Using our own VPN instance we can successfully route traffic back to the client. I think this is actually pretty useful: the benefits of direct server return, and the only drawback is that you need to manage your own VPN instance(s).

I also tested this scenario with the load balancer in the remote site instead, but I had some issues. I was using pfSense for the remote VPN server, and this proved difficult when dealing with packets from locally connected subnets appearing on the wrong interface. It seemed to silently drop such packets, although this should still be theoretically possible when using another VPN server with appropriately relaxed settings. However, I decided that I didn't want to replace my pfSense box with a Linux router, on which I'd have known how to relax these settings. With pfSense it was as though the equivalent of the Linux rp_filter was turned up so it wouldn't allow packets from local sources on the wrong interface. This will likely be true of other VPN Servers/Firewalls, so you may need to investigate how to relax such settings if you plan to try this route.

LVS TUN 2 tiered application with a reverse proxy for the frontend across 3(or more) AZ's.

TUNmode-AWS-internal-clients-multi-az-3

This is the other sort of configuration I think LVS-DR/LVS-TUN might prove useful for. You may want to host front-end applications in one AZ while backend applications are in another, as we mentioned above. It often makes sense to use such a configuration to take advantage of a fast L7 aware reverse proxy like HAproxy or Nginx for web traffic, while your database backend benefits from super fast direct server return.

Conclusion...

My project was interesting in that I got to learn what works and what doesn't.

I found that Amazon's edge is very secure and will drop what it sees as martian or spoofed packets (packets from a source IP address not that of the instance) at the Internet Gateway. I learned this also applies to Amazon's IPSec Virtual Private Gateway too. However, I was able to get more mileage out of using a homebrew VPN solution running on an instance within the VPC itself. I tried both LVS-DR and LVS-TUN with not just proxy servers but web servers too, so it was a fairly broad lab.

Did I get anything wrong? If I did or if the situation changes in AWS, please update me in the comments section below.

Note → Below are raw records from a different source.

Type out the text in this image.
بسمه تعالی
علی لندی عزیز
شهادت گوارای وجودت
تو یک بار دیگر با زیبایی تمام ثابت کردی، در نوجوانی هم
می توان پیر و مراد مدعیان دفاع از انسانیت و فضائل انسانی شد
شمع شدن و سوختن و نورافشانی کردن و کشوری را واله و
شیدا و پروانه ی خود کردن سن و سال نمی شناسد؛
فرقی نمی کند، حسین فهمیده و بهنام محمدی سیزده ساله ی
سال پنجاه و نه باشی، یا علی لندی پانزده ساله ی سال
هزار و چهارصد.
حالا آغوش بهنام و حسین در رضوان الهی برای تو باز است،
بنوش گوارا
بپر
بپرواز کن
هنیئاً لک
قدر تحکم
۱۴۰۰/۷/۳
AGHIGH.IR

Layer-4-DR-LVS-DR--and-Layer-4-TUN-LVS-TUN--in-AWS---2

Friendly request to Amazon (if they're reading this blog): Please consider giving us a way to allow martian or spoofed packets to pass your edge when coming from a specific allowed IP address. I see this as similar to disabling source and destination checks on an instance, but at the IP level. This would allow much more scope to use direct server return in AWS which would be really great!